The confusion as to their identity arose because the painter of the Sinai icon did not depict the subject well. Instead of showing only one cross bearer in a loincloth, there should have been two in loincloths, and the third fully clothed man would then complete the trio correctly.
Seen that way, one can tell that the figures at left are the bound Jesus being led by what should be a Roman soldier (though the fellow does not look at all like a Roman soldier in this icon), and behind him some Pharisees. And of course the figures on the right are the two “thieves” who were crucified with Jesus, and with them Simon of Cyrene, who was compelled to carry the cross of Jesus.
Do not be surprised that the crosses they carry are a completely unrealistic size: they are more just symbols here than any attempt at realism. We often find the same thing — a ridiculously small cross — in icons of the feast of the Elevation of the Cross.
If we now look at this central image on Russian icon from near the end of the 1400s, we get a much more sensible depiction of the same type than in the later Sinai example. The type in both is the “Bringing to the Cross” (Приведение ко Кресту/Privedenie ko krestu):
In the background we see the walls of Jerusalem at left and a stylized hill at right, this icon’s version of the standard “hills and palaces” so common in Russian icons. And in the foreground we see Jesus at left. His hands are bound with a red cord, and he is being led by three Roman soldiers with rather fantastic headgear. Behind Jesus are the “three Marys” — Mary the mother of Jesus (identified here as “Mother of God”), Mary Magdalene, and Mary wife of of Clopas/Cleophas.
At right we see Simon of Cyrene bearing the cross of Jesus. He is fully clothed. And beside him — correctly represented with a loincloth in this icon, unlike in the Sinai example — is the unrepentant thief, and on the far right is Rakh, the repentant thief, who has such an important place in Russian iconography. And as in the Sinai example, the crosses they bear are unrealistically small.

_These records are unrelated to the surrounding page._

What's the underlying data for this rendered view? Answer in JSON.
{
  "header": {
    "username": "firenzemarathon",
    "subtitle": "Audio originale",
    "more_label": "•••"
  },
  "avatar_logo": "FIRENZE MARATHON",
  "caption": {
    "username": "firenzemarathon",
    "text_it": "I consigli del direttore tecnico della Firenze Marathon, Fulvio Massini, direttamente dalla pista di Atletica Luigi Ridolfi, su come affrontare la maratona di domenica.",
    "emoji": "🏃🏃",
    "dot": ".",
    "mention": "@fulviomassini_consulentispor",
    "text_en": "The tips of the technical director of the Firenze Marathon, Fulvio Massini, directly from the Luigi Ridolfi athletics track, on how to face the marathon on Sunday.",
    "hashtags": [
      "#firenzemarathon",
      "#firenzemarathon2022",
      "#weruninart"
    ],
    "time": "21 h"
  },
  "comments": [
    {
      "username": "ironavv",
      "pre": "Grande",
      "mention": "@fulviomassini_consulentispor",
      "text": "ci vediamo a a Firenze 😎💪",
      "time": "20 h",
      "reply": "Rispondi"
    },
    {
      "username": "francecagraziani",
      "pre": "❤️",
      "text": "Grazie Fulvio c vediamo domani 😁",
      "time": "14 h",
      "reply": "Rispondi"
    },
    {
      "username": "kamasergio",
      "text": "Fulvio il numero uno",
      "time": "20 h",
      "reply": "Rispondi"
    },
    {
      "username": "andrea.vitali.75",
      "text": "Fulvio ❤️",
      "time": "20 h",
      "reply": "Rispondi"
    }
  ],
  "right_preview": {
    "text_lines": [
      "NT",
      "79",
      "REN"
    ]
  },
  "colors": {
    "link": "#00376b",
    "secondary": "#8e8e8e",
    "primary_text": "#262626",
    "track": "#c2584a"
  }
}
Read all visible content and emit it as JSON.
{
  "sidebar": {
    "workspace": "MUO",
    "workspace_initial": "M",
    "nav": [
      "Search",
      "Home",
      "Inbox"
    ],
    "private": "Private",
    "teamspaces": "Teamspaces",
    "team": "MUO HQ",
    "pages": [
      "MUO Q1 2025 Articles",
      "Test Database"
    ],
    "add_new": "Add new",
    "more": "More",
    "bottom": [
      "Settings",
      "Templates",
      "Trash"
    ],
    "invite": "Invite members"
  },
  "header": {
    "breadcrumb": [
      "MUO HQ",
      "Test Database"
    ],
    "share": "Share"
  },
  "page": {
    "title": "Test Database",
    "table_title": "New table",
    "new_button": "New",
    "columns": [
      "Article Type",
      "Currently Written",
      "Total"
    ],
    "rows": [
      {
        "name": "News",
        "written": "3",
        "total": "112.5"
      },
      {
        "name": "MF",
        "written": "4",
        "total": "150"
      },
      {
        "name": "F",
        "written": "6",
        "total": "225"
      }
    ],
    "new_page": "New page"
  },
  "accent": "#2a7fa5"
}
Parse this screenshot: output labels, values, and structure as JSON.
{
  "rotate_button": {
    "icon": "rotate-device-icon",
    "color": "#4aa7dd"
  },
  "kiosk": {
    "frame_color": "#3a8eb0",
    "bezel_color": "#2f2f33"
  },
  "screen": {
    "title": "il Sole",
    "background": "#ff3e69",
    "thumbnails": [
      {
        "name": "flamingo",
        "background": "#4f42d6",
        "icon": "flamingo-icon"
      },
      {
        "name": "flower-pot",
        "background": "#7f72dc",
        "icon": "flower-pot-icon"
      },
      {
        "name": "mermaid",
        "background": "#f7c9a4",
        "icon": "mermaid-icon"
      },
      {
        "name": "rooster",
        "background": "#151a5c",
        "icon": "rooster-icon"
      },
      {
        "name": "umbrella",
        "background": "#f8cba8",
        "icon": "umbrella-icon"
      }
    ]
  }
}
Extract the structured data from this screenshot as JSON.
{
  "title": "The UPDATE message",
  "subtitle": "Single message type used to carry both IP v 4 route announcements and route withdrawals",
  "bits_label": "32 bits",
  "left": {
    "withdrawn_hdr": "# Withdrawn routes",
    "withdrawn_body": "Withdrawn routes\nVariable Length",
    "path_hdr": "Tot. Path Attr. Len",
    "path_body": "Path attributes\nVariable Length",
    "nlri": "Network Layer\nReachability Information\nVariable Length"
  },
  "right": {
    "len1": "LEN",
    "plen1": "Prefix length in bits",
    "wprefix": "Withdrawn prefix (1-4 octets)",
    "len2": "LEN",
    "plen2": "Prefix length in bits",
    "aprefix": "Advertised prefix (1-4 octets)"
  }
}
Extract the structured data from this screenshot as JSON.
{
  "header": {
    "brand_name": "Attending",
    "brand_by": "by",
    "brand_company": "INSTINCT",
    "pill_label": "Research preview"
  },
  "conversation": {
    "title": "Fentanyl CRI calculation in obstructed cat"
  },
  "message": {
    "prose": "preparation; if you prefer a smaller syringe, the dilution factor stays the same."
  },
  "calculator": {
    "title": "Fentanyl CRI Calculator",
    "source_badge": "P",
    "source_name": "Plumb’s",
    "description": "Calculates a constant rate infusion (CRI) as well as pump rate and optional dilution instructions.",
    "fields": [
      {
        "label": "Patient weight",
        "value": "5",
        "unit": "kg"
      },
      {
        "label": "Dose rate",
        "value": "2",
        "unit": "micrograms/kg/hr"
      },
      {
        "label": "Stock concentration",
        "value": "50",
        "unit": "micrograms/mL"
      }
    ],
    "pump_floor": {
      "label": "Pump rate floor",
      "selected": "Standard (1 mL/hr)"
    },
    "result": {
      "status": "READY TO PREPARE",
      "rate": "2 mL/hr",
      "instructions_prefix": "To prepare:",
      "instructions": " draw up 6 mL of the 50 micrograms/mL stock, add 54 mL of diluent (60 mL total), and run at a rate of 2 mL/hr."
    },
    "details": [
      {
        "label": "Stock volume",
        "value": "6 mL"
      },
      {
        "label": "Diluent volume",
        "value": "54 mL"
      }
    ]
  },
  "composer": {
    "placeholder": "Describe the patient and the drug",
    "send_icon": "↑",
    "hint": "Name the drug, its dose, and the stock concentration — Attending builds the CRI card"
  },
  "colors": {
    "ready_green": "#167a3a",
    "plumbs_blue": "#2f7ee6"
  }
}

It is more common in Eastern Orthodox iconography to find depictions of Jesus carrying his cross to Golgotha than examples of the “Bringing to the Cross” type, but nonetheless they do appear occasionally. Here is another example of the type in the lower left quarter of a four-part “Passion” Novgorod icon from around the end of the 15th century — roughly the same period as the icon above:
This example omits both Pharisees and the “three Marys,” showing only the bound Jesus led by Roman soldiers, and again the fully clothed Simon of Cyrene, the unrepentant thief in his loincloth, and the repentant thief Rakh at right in his loincloth. Rakh is easily identified because the unrepentant thief is traditionally beardless in Russian icons, and Rakh has a beard.